国際的なつながりで注目を集め、2011年1月19日に『Seven Days Six Nights』をリリースしています。
デビュー曲
の
降神のデビューはCD-Rで自主制作した1st アルバム「降神」です。
パソコンを使って自分たちでCDを作り、3000枚以上の売上。
作りすぎてパソコンが壊れてしまったと志人が語っていました。
自主制作後、店舗に並べるのではなく自分たちで手売りした経験を、「直接お客さんに手渡せる感覚がとてもうれしかった」とも語っていました。
ラップスタイル
なのるなもないは
「ヒップホップは、破壊と再生を繰り返して、吸収して進化を続けるものだと思ってる。ジャンルの区切りとかなく音楽を聴いてきたし、現行のシーンらしい音でそれっぽい事ばかりをやるのではなく、自分なりの本当の所を追究したいと思ってる。」
と語っており、降神は形にこだわらず色々なジャンルで表現するスタイルを特徴として挙げています。
そのスタイルから「これはヒップホップじゃない」と言われることがありますが、このようにジャンルにとらわれない考え方が「衝撃的」と表現され、これまでのラップの常識を覆す作品を作る事ができていると考えられます。

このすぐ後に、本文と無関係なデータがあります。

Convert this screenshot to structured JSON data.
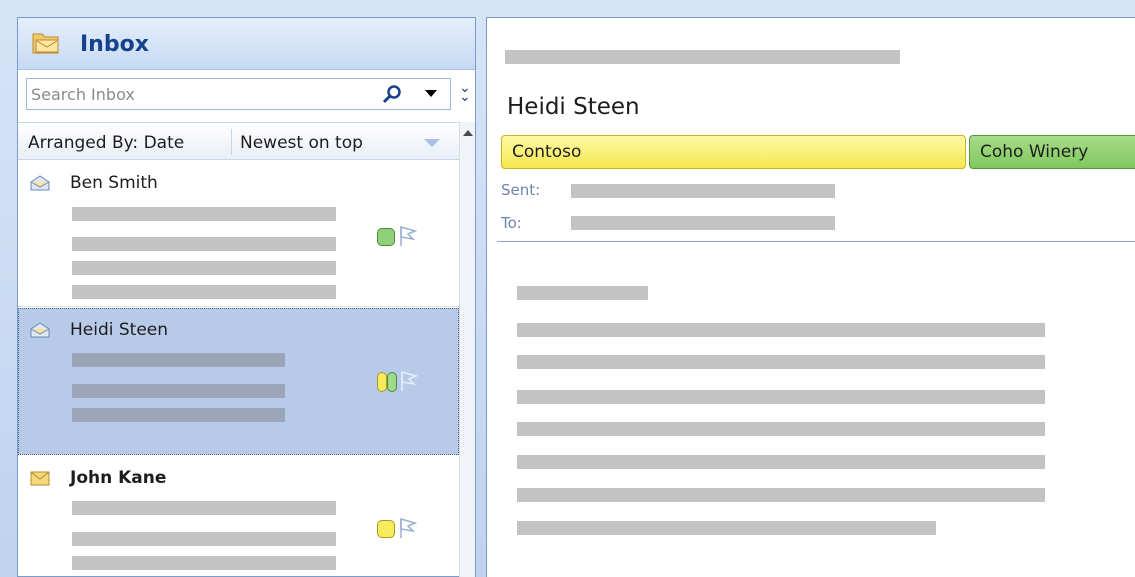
{
  "inbox": {
    "title": "Inbox",
    "search_placeholder": "Search Inbox",
    "arranged_by": "Arranged By: Date",
    "sort_order": "Newest on top"
  },
  "messages": [
    {
      "sender": "Ben Smith",
      "unread": false,
      "categories": [
        "green"
      ],
      "selected": false
    },
    {
      "sender": "Heidi Steen",
      "unread": false,
      "categories": [
        "yellow",
        "green"
      ],
      "selected": true
    },
    {
      "sender": "John Kane",
      "unread": true,
      "categories": [
        "yellow"
      ],
      "selected": false
    }
  ],
  "reading": {
    "subject": "Heidi Steen",
    "categories": [
      "Contoso",
      "Coho Winery"
    ],
    "sent_label": "Sent:",
    "to_label": "To:"
  },
  "colors": {
    "header_text": "#15428b",
    "category_yellow": "#f5e84e",
    "category_green": "#7fc85d",
    "selection": "#b7cbe9"
  }
}
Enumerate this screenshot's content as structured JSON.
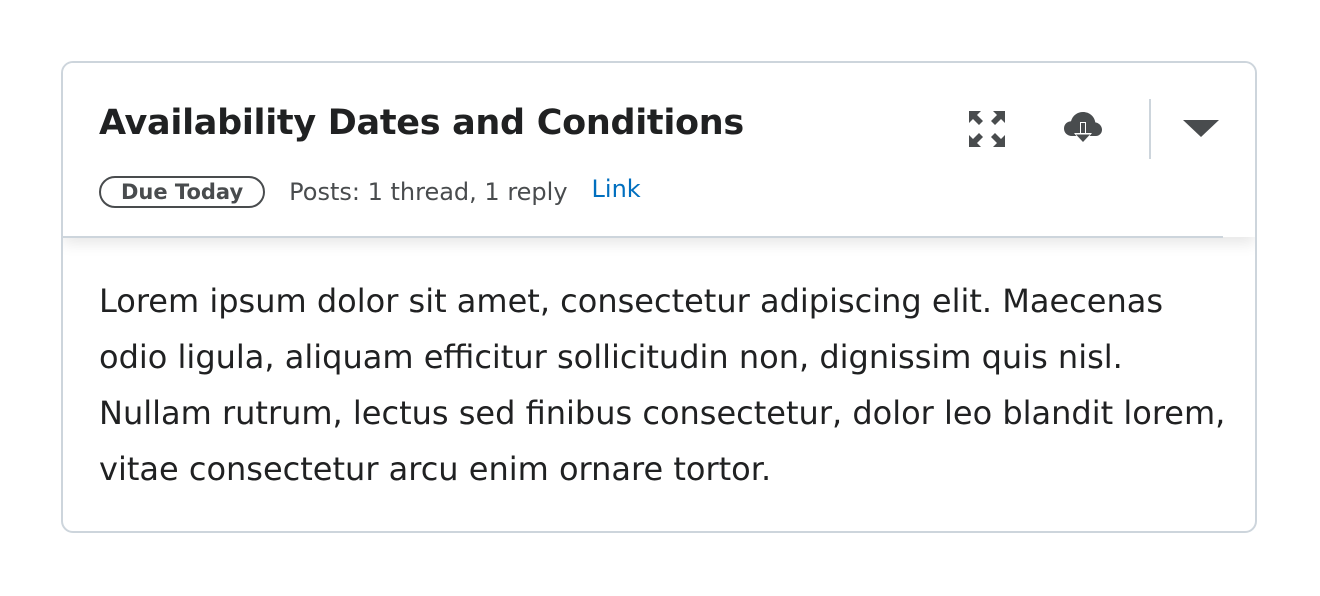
{
  "card": {
    "title": "Availability Dates and Conditions",
    "badge": "Due Today",
    "posts": "Posts: 1 thread, 1 reply",
    "link": "Link",
    "body": "Lorem ipsum dolor sit amet, consectetur adipiscing elit. Maecenas odio ligula, aliquam efficitur sollicitudin non, dignissim quis nisl. Nullam rutrum, lectus sed finibus consectetur, dolor leo blandit lorem, vitae consectetur arcu enim ornare tortor.",
    "actions": [
      {
        "icon": "expand-icon"
      },
      {
        "icon": "cloud-download-icon"
      },
      {
        "icon": "caret-down-icon"
      }
    ]
  },
  "colors": {
    "border": "#cdd5dc",
    "text": "#202122",
    "secondary_text": "#494c4e",
    "link": "#006fbf",
    "icon": "#494c4e"
  }
}
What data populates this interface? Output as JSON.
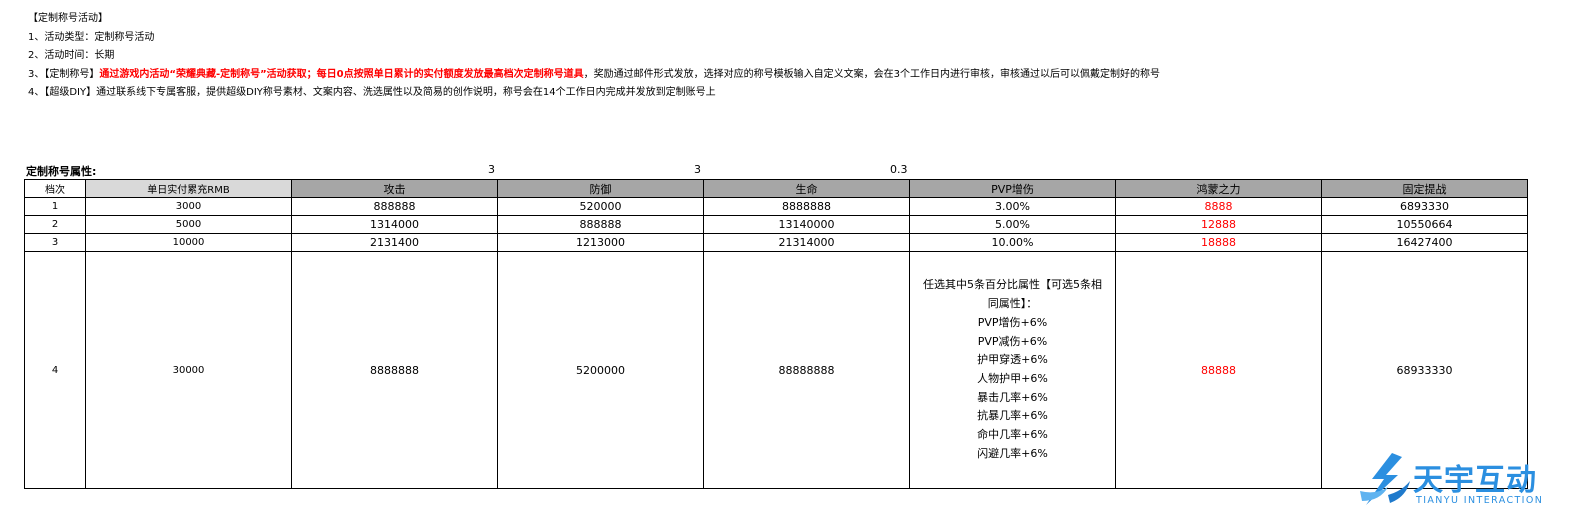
{
  "intro": {
    "title": "【定制称号活动】",
    "line1": "1、活动类型：定制称号活动",
    "line2": "2、活动时间：长期",
    "line3_prefix": "3、【定制称号】",
    "line3_highlight": "通过游戏内活动“荣耀典藏-定制称号”活动获取；每日0点按照单日累计的实付额度发放最高档次定制称号道具",
    "line3_suffix": "，奖励通过邮件形式发放，选择对应的称号模板输入自定义文案，会在3个工作日内进行审核，审核通过以后可以佩戴定制好的称号",
    "line4": "4、【超级DIY】通过联系线下专属客服，提供超级DIY称号素材、文案内容、洗选属性以及简易的创作说明，称号会在14个工作日内完成并发放到定制账号上"
  },
  "props": {
    "label": "定制称号属性:",
    "multipliers": [
      "3",
      "3",
      "0.3"
    ]
  },
  "table": {
    "headers": [
      "档次",
      "单日实付累充RMB",
      "攻击",
      "防御",
      "生命",
      "PVP增伤",
      "鸿蒙之力",
      "固定提战"
    ],
    "rows": [
      [
        "1",
        "3000",
        "888888",
        "520000",
        "8888888",
        "3.00%",
        "8888",
        "6893330"
      ],
      [
        "2",
        "5000",
        "1314000",
        "888888",
        "13140000",
        "5.00%",
        "12888",
        "10550664"
      ],
      [
        "3",
        "10000",
        "2131400",
        "1213000",
        "21314000",
        "10.00%",
        "18888",
        "16427400"
      ]
    ],
    "row4": {
      "tier": "4",
      "rmb": "30000",
      "attack": "8888888",
      "defense": "5200000",
      "hp": "88888888",
      "pvp_lines": [
        "任选其中5条百分比属性【可选5条相",
        "同属性】：",
        "PVP增伤+6%",
        "PVP减伤+6%",
        "护甲穿透+6%",
        "人物护甲+6%",
        "暴击几率+6%",
        "抗暴几率+6%",
        "命中几率+6%",
        "闪避几率+6%"
      ],
      "hongmeng": "88888",
      "power": "68933330"
    }
  },
  "logo": {
    "cn": "天宇互动",
    "en": "TIANYU INTERACTION",
    "icon": "tianyu-logo-icon",
    "color": "#2b8fe0"
  },
  "colors": {
    "highlight": "#ff0000",
    "header_gray": "#a6a6a6",
    "header_light": "#d9d9d9"
  }
}
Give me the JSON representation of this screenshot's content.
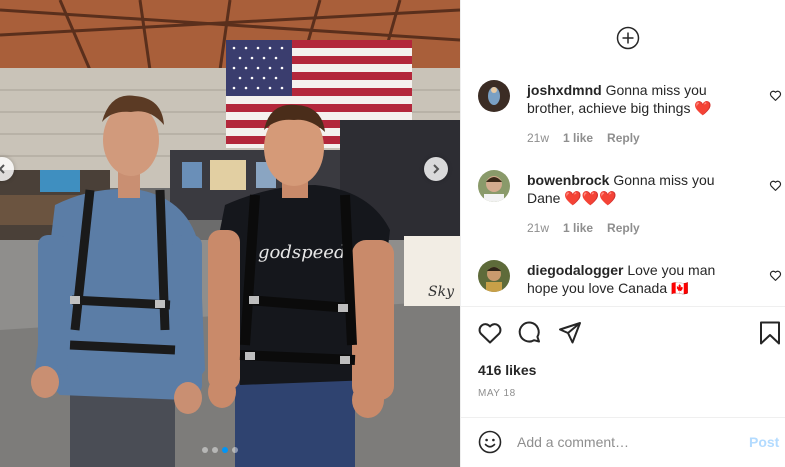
{
  "media": {
    "shirt_text": "godspeed",
    "banner_text": "Sky",
    "carousel": {
      "count": 4,
      "active_index": 2
    },
    "icons": {
      "prev": "chevron-left-icon",
      "next": "chevron-right-icon"
    }
  },
  "header": {
    "add_icon": "plus-circle-icon"
  },
  "comments": [
    {
      "username": "joshxdmnd",
      "text": "Gonna miss you brother, achieve big things ❤️",
      "age": "21w",
      "likes": "1 like",
      "reply": "Reply"
    },
    {
      "username": "bowenbrock",
      "text": "Gonna miss you Dane ❤️❤️❤️",
      "age": "21w",
      "likes": "1 like",
      "reply": "Reply"
    },
    {
      "username": "diegodalogger",
      "text": "Love you man hope you love Canada 🇨🇦"
    }
  ],
  "actions": {
    "icons": [
      "heart-icon",
      "comment-icon",
      "share-icon",
      "bookmark-icon"
    ]
  },
  "likes": "416 likes",
  "date": "MAY 18",
  "add_comment": {
    "placeholder": "Add a comment…",
    "post_label": "Post"
  },
  "colors": {
    "accent": "#0095f6",
    "post_disabled": "#b3dbff",
    "secondary_text": "#8e8e8e",
    "heart_red": "#ed4956"
  }
}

降神の一つの魅力である「リリックの毒々しさと狂気」について、なのるなもないは
「リスナーにはあえて意味のある毒を与えたいと思ってる。現実はきれいすぎるとしっくりこない事もあるし、毒っていうものはどうしても潜んでしまうと思うから。皮肉や毒がない世界で生きられたらいいけどね」
と、自らの人生で見てきた世界観から、社会や人間の矛盾を生々しくリリックに乗せている旨を語っていました。
所属しているレーベルやチームなど
降神が所属しているレーベルは「TempleATS」です。
仲の良いラッパー
なのるなもないは「超現実主義者」と言われるソラリノと親交があり、一緒に誕生日を祝うシーンがTwitterでアップされています。
その事から家族ぐるみでの付き合いがあるほどの仲の良さがうかがえます。
他にも「自由律ラッパー」と自称するTakatsukiとも親交があり、音楽の情報だけではなく、プライベートなやりとりがある事もTwitterで公開しています。
おすすめの音源
降神のおすすめの音源は「帰り道」です。
日常の人間の生活を表現しています。
特にリリックの中の「選ばぬことを選ぶけだるい午後」の部位は、やりたいことが見つからず、そんな自分にやきもきしている若者に突き刺さる物があります。
そんな悩みだらけの生活でも、夏祭りに参加すれば、悩みを忘れて楽しい気持ちになる人間の現金な部分も、リリックで表現されています。